BGH, Beschluss vom 21.03.2018 - Aktenzeichen VII ZR 308/15

DRsp Nr. 2018/4668

Verletzung des Anspruchs auf rechtliches Gehör; Geltendmachung von Ansprüchen wegen des Abschlusses eines sittenwidrigen Vertriebsvertrags sowie wegen der Vereinbarung eines weiteren Preisnachlasses

Das Gebot des rechtlichen Gehörs verpflichtet das Gericht, die Ausführungen der Prozessbeteiligten zur Kenntnis zu nehmen und in Erwägung zu ziehen. Dieses Gebot verpflichtet das Gericht unter anderem dazu, den wesentlichen Kern des Vorbringens der Partei zu erfassen und - soweit er eine zentrale Frage des jeweiligen Verfahrens betrifft - in den Gründen zu bescheiden.

Tenor

Der Beschwerde der Klägerin gegen die Nichtzulassung der Revision wird teilweise stattgegeben.

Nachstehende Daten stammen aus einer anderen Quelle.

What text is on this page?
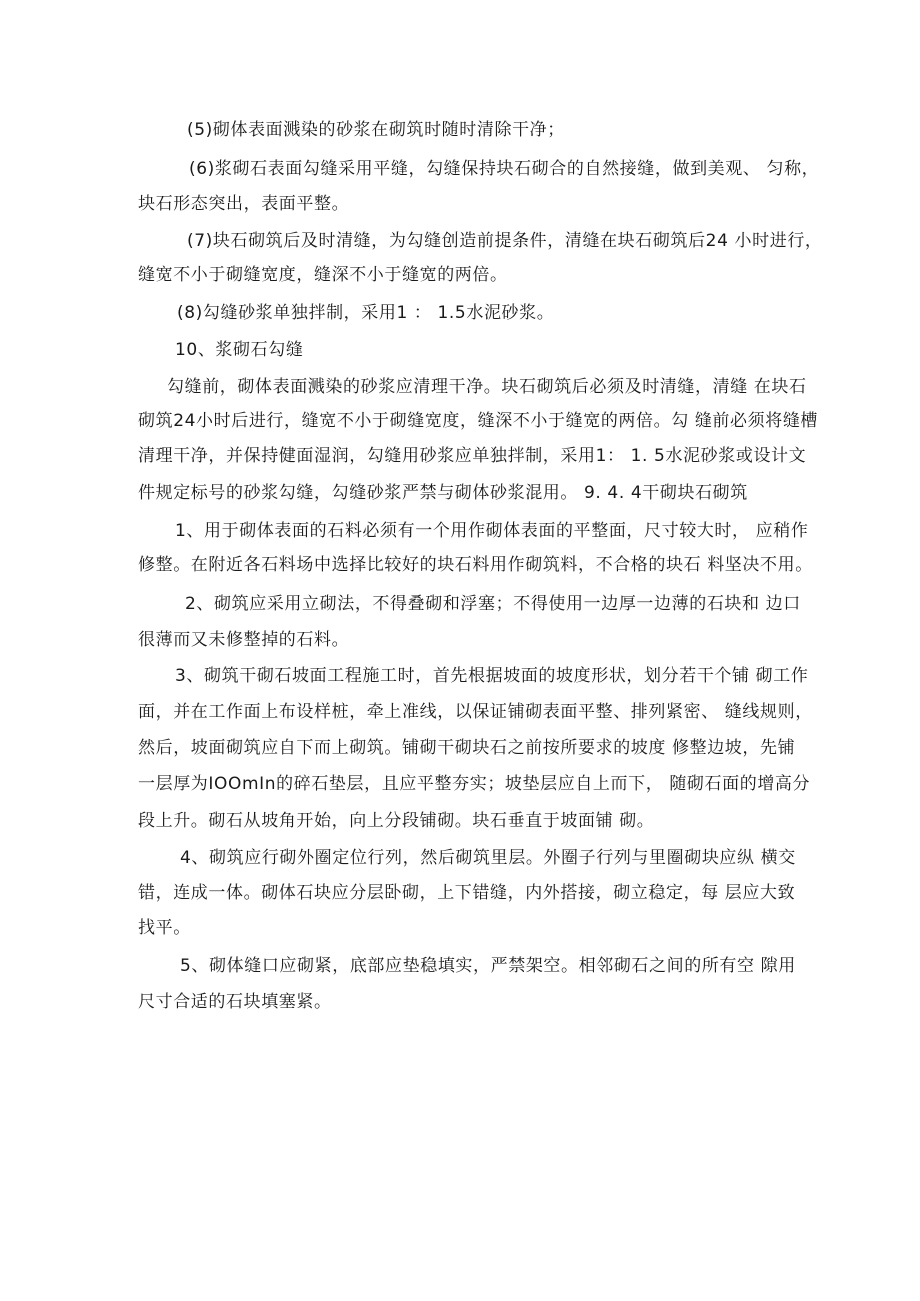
(5)砌体表面溅染的砂浆在砌筑时随时清除干净；
(6)浆砌石表面勾缝采用平缝，勾缝保持块石砌合的自然接缝，做到美观、 匀称，
块石形态突出，表面平整。
(7)块石砌筑后及时清缝，为勾缝创造前提条件，清缝在块石砌筑后24 小时进行，
缝宽不小于砌缝宽度，缝深不小于缝宽的两倍。
(8)勾缝砂浆单独拌制，采用1 ： 1.5水泥砂浆。
10、浆砌石勾缝
勾缝前，砌体表面溅染的砂浆应清理干净。块石砌筑后必须及时清缝，清缝 在块石
砌筑24小时后进行，缝宽不小于砌缝宽度，缝深不小于缝宽的两倍。勾 缝前必须将缝槽
清理干净，并保持健面湿润，勾缝用砂浆应单独拌制，采用1： 1. 5水泥砂浆或设计文
件规定标号的砂浆勾缝，勾缝砂浆严禁与砌体砂浆混用。 9. 4. 4干砌块石砌筑
1、用于砌体表面的石料必须有一个用作砌体表面的平整面，尺寸较大时， 应稍作
修整。在附近各石料场中选择比较好的块石料用作砌筑料，不合格的块石 料坚决不用。
2、砌筑应采用立砌法，不得叠砌和浮塞；不得使用一边厚一边薄的石块和 边口
很薄而又未修整掉的石料。
3、砌筑干砌石坡面工程施工时，首先根据坡面的坡度形状，划分若干个铺 砌工作
面，并在工作面上布设样桩，牵上准线，以保证铺砌表面平整、排列紧密、 缝线规则，
然后，坡面砌筑应自下而上砌筑。铺砌干砌块石之前按所要求的坡度 修整边坡，先铺
一层厚为IOOmIn的碎石垫层，且应平整夯实；坡垫层应自上而下， 随砌石面的增高分
段上升。砌石从坡角开始，向上分段铺砌。块石垂直于坡面铺 砌。
4、砌筑应行砌外圈定位行列，然后砌筑里层。外圈子行列与里圈砌块应纵 横交
错，连成一体。砌体石块应分层卧砌，上下错缝，内外搭接，砌立稳定，每 层应大致
找平。
5、砌体缝口应砌紧，底部应垫稳填实，严禁架空。相邻砌石之间的所有空 隙用
尺寸合适的石块填塞紧。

Das Urteil des Kartellsenats des Oberlandesgerichts München vom 30. Juli 2015 wird gemäß § 544 Abs. 7 ZPO im Kostenpunkt und insoweit aufgehoben, als die Berufung der Klägerin in Höhe eines Betrags von 223.005 € (Ersatz des auf den Zeitraum ab 1. Oktober 2011 entfallenden Schadens wegen der Vereinbarung eines weiteren Rabatts in Höhe von 4 %) nebst Zinsen zurückgewiesen worden ist.

Im Übrigen wird die Beschwerde der Klägerin gegen die Nichtzulassung der Revision zurückgewiesen.

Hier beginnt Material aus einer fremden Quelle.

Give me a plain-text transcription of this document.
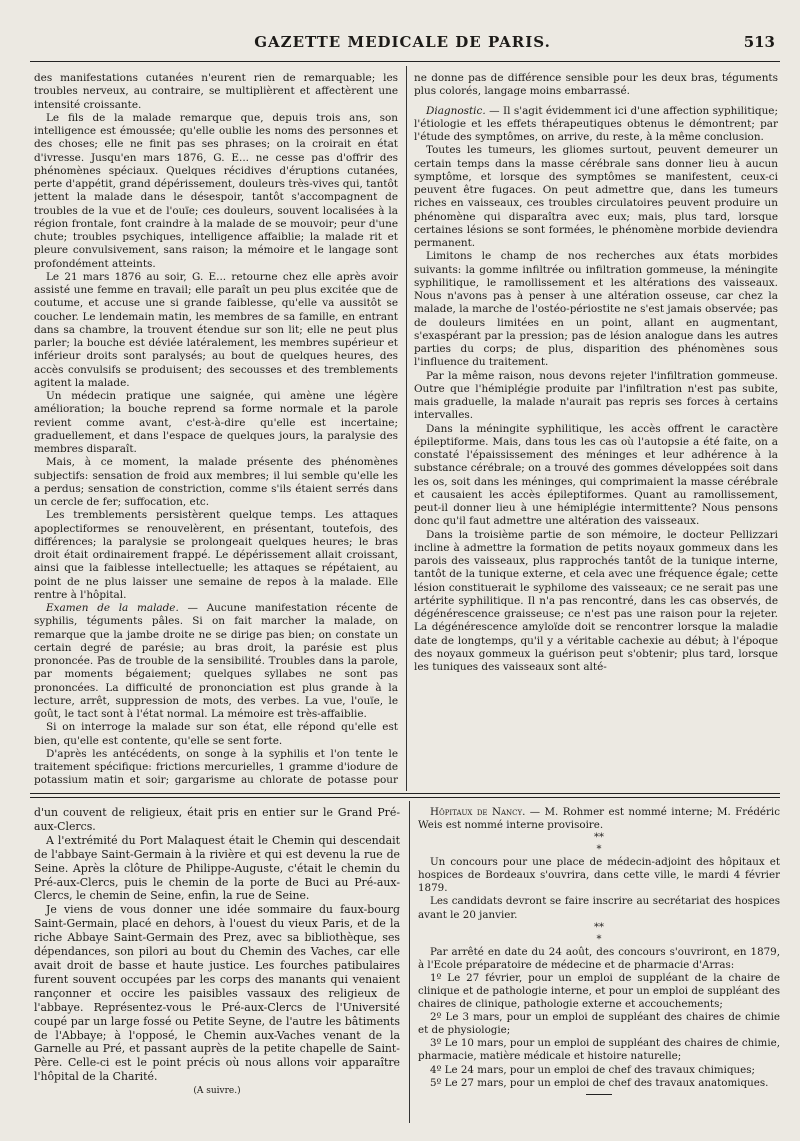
GAZETTE MEDICALE DE PARIS.	513

des manifestations cutanées n'eurent rien de remarquable; les troubles nerveux, au contraire, se multiplièrent et affectèrent une intensité croissante.

Le fils de la malade remarque que, depuis trois ans, son intelligence est émoussée; qu'elle oublie les noms des personnes et des choses; elle ne finit pas ses phrases; on la croirait en état d'ivresse. Jusqu'en mars 1876, G. E... ne cesse pas d'offrir des phénomènes spéciaux. Quelques récidives d'éruptions cutanées, perte d'appétit, grand dépérissement, douleurs très-vives qui, tantôt jettent la malade dans le désespoir, tantôt s'accompagnent de troubles de la vue et de l'ouïe; ces douleurs, souvent localisées à la région frontale, font craindre à la malade de se mouvoir; peur d'une chute; troubles psychiques, intelligence affaiblie; la malade rit et pleure convulsivement, sans raison; la mémoire et le langage sont profondément atteints.

Le 21 mars 1876 au soir, G. E... retourne chez elle après avoir assisté une femme en travail; elle paraît un peu plus excitée que de coutume, et accuse une si grande faiblesse, qu'elle va aussitôt se coucher. Le lendemain matin, les membres de sa famille, en entrant dans sa chambre, la trouvent étendue sur son lit; elle ne peut plus parler; la bouche est déviée latéralement, les membres supérieur et inférieur droits sont paralysés; au bout de quelques heures, des accès convulsifs se produisent; des secousses et des tremblements agitent la malade.

Un médecin pratique une saignée, qui amène une légère amélioration; la bouche reprend sa forme normale et la parole revient comme avant, c'est-à-dire qu'elle est incertaine; graduellement, et dans l'espace de quelques jours, la paralysie des membres disparaît.

Mais, à ce moment, la malade présente des phénomènes subjectifs: sensation de froid aux membres; il lui semble qu'elle les a perdus; sensation de constriction, comme s'ils étaient serrés dans un cercle de fer; suffocation, etc.

Les tremblements persistèrent quelque temps. Les attaques apoplectiformes se renouvelèrent, en présentant, toutefois, des différences; la paralysie se prolongeait quelques heures; le bras droit était ordinairement frappé. Le dépérissement allait croissant, ainsi que la faiblesse intellectuelle; les attaques se répétaient, au point de ne plus laisser une semaine de repos à la malade. Elle rentre à l'hôpital.

Examen de la malade. — Aucune manifestation récente de syphilis, téguments pâles. Si on fait marcher la malade, on remarque que la jambe droite ne se dirige pas bien; on constate un certain degré de parésie; au bras droit, la parésie est plus prononcée. Pas de trouble de la sensibilité. Troubles dans la parole, par moments bégaiement; quelques syllabes ne sont pas prononcées. La difficulté de prononciation est plus grande à la lecture, arrêt, suppression de mots, des verbes. La vue, l'ouïe, le goût, le tact sont à l'état normal. La mémoire est très-affaiblie.

Si on interroge la malade sur son état, elle répond qu'elle est bien, qu'elle est contente, qu'elle se sent forte.

D'après les antécédents, on songe à la syphilis et l'on tente le traitement spécifique: frictions mercurielles, 1 gramme d'iodure de potassium matin et soir; gargarisme au chlorate de potasse pour

ne donne pas de différence sensible pour les deux bras, téguments plus colorés, langage moins embarrassé.

Diagnostic. — Il s'agit évidemment ici d'une affection syphilitique; l'étiologie et les effets thérapeutiques obtenus le démontrent; par l'étude des symptômes, on arrive, du reste, à la même conclusion.

Toutes les tumeurs, les gliomes surtout, peuvent demeurer un certain temps dans la masse cérébrale sans donner lieu à aucun symptôme, et lorsque des symptômes se manifestent, ceux-ci peuvent être fugaces. On peut admettre que, dans les tumeurs riches en vaisseaux, ces troubles circulatoires peuvent produire un phénomène qui disparaîtra avec eux; mais, plus tard, lorsque certaines lésions se sont formées, le phénomène morbide deviendra permanent.

Limitons le champ de nos recherches aux états morbides suivants: la gomme infiltrée ou infiltration gommeuse, la méningite syphilitique, le ramollissement et les altérations des vaisseaux. Nous n'avons pas à penser à une altération osseuse, car chez la malade, la marche de l'ostéo-périostite ne s'est jamais observée; pas de douleurs limitées en un point, allant en augmentant, s'exaspérant par la pression; pas de lésion analogue dans les autres parties du corps; de plus, disparition des phénomènes sous l'influence du traitement.

Par la même raison, nous devons rejeter l'infiltration gommeuse. Outre que l'hémiplégie produite par l'infiltration n'est pas subite, mais graduelle, la malade n'aurait pas repris ses forces à certains intervalles.

Dans la méningite syphilitique, les accès offrent le caractère épileptiforme. Mais, dans tous les cas où l'autopsie a été faite, on a constaté l'épaississement des méninges et leur adhérence à la substance cérébrale; on a trouvé des gommes développées soit dans les os, soit dans les méninges, qui comprimaient la masse cérébrale et causaient les accès épileptiformes. Quant au ramollissement, peut-il donner lieu à une hémiplégie intermittente? Nous pensons donc qu'il faut admettre une altération des vaisseaux.

Dans la troisième partie de son mémoire, le docteur Pellizzari incline à admettre la formation de petits noyaux gommeux dans les parois des vaisseaux, plus rapprochés tantôt de la tunique interne, tantôt de la tunique externe, et cela avec une fréquence égale; cette lésion constituerait le syphilome des vaisseaux; ce ne serait pas une artérite syphilitique. Il n'a pas rencontré, dans les cas observés, de dégénérescence graisseuse; ce n'est pas une raison pour la rejeter. La dégénérescence amyloïde doit se rencontrer lorsque la maladie date de longtemps, qu'il y a véritable cachexie au début; à l'époque des noyaux gommeux la guérison peut s'obtenir; plus tard, lorsque les tuniques des vaisseaux sont alté-

d'un couvent de religieux, était pris en entier sur le Grand Pré-aux-Clercs.

A l'extrémité du Port Malaquest était le Chemin qui descendait de l'abbaye Saint-Germain à la rivière et qui est devenu la rue de Seine. Après la clôture de Philippe-Auguste, c'était le chemin du Pré-aux-Clercs, puis le chemin de la porte de Buci au Pré-aux-Clercs, le chemin de Seine, enfin, la rue de Seine.

Je viens de vous donner une idée sommaire du faux-bourg Saint-Germain, placé en dehors, à l'ouest du vieux Paris, et de la riche Abbaye Saint-Germain des Prez, avec sa bibliothèque, ses dépendances, son pilori au bout du Chemin des Vaches, car elle avait droit de basse et haute justice. Les fourches patibulaires furent souvent occupées par les corps des manants qui venaient rançonner et occire les paisibles vassaux des religieux de l'abbaye. Représentez-vous le Pré-aux-Clercs de l'Université coupé par un large fossé ou Petite Seyne, de l'autre les bâtiments de l'Abbaye; à l'opposé, le Chemin aux-Vaches venant de la Garnelle au Pré, et passant auprès de la petite chapelle de Saint-Père. Celle-ci est le point précis où nous allons voir apparaître l'hôpital de la Charité.

(A suivre.)

Hôpitaux de Nancy. — M. Rohmer est nommé interne; M. Frédéric Weis est nommé interne provisoire.

**
*

Un concours pour une place de médecin-adjoint des hôpitaux et hospices de Bordeaux s'ouvrira, dans cette ville, le mardi 4 février 1879.

Les candidats devront se faire inscrire au secrétariat des hospices avant le 20 janvier.

**
*

Par arrêté en date du 24 août, des concours s'ouvriront, en 1879, à l'Ecole préparatoire de médecine et de pharmacie d'Arras:

1º Le 27 février, pour un emploi de suppléant de la chaire de clinique et de pathologie interne, et pour un emploi de suppléant des chaires de clinique, pathologie externe et accouchements;

2º Le 3 mars, pour un emploi de suppléant des chaires de chimie et de physiologie;

3º Le 10 mars, pour un emploi de suppléant des chaires de chimie, pharmacie, matière médicale et histoire naturelle;

4º Le 24 mars, pour un emploi de chef des travaux chimiques;

5º Le 27 mars, pour un emploi de chef des travaux anatomiques.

Die Beschwerde der Beklagten gegen die Nichtzulassung der Revision wird zurückgewiesen.

Im Umfang der Aufhebung wird die Sache zur neuen Verhandlung und Entscheidung, auch über die Kosten des Nichtzulassungsbeschwerdeverfahrens, an das Berufungsgericht zurückverwiesen.

Gegenstandswert: 
Insgesamt:  396.227,63 € 
Nichtzulassungsbeschwerde der Beklagten:  169.098,29 € 
Nichtzulassungsbeschwerde der Klägerin:  227.129,34 € 
des stattgebenden Teils:  223.005,00 € 

Normenkette:

GG Art. 103 Abs. 1 ;

Gründe

I.

Die Klägerin macht gegenüber der Beklagten Ansprüche wegen des Abschlusses eines ihrer Ansicht nach sittenwidrigen Vertriebsvertrags sowie wegen der Vereinbarung eines weiteren Preisnachlasses geltend.

Die Klägerin stellt unter anderem Gelenkscheiben für die Automobilindustrie her und vertreibt diese. Die Beklagte ist Groß- und Zwischenhändlerin im Fahrzeugersatzteilmarkt. Sie gehört zur "T.-Gruppe". Gesellschafter und Geschäftsführer der Beklagten und weiterer Gesellschaften der T.-Gruppe war und ist Herr T. Seit dem Jahr 2009 zeigte Herr T. Interesse an einer Beteiligung an der Klägerin. Dieses Interesse wurde zunächst an den damaligen Geschäftsführer der Klägerin S. und über diesen schließlich an die Gesellschafter der Klägerin herangetragen.

Am 28. Juli 2010 unterzeichnete Herr S. für die Klägerin und Herr T. für die Beklagte den als Anlage K 9 vorgelegten Vertriebsvertrag. Gegenstand dieses Vertrags ist die Übertragung des weltweit exklusiven Vertriebsrechts auf dem unabhängigen Ersatzteilmarkt (IAM) für alle von der Klägerin hergestellten Produkte für Kraftfahrzeuge an die Beklagte.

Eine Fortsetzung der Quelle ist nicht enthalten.